I could hear it from my porch, the waves gnawing at the shore like an old wound that refuses to heal. It’s been years since I last set foot on a boat. The last time I tried, the sea nearly swallowed me whole. Every storm, every screeching wind, every shattered mast… I should’ve known the ocean had made up its mind about me.
It wants me gone. Maybe it’s right.
I live alone now. The house creaks with the salt and wind, its wood soaked with the scent of brine and decay.
Tonight, I went down to the beach to see what the storm had brought in. Driftwood, broken nets, and the carcass of a Wingull, typical offerings from a sea that hates me.
But then I saw him.
A man, lying motionless where the tide meets the sand. His skin was pale, almost luminous under the moonlight, and his hair, silver-white, tangled like seafoam. I thought he was dead at first. But then, I saw the faint rise and fall of his chest. I knelt beside him, careful not to let the tide touch my boots. The sea had gone eerily quiet, as if holding its breath.

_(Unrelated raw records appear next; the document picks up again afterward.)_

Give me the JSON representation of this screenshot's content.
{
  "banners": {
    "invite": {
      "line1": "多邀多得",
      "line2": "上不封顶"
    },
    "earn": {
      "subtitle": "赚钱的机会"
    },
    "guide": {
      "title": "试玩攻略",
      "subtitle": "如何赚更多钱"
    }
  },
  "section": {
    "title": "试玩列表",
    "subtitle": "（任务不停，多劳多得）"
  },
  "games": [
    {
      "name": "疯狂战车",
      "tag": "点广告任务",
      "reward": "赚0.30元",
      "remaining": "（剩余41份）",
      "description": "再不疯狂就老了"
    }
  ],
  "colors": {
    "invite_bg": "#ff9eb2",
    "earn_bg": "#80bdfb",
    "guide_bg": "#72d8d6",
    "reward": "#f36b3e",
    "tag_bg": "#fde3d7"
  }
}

“Hey,” I murmured, shaking his shoulder gently "You alive?”
No answer. But I felt something strange, a pulse of warmth, like the air itself trembled around him. The scent of rain clung to his skin, though the sky was clear now.
I hesitated before dragging him up the sand, away from the water. The moment I did, a wave crashed against the shore, violent, sudden, as if trying to snatch him back. The spray stung my face, but I didn’t stop. I hauled him all the way to the dunes, breathing hard, before the sea calmed again.
When I looked back at him, his eyes had opened.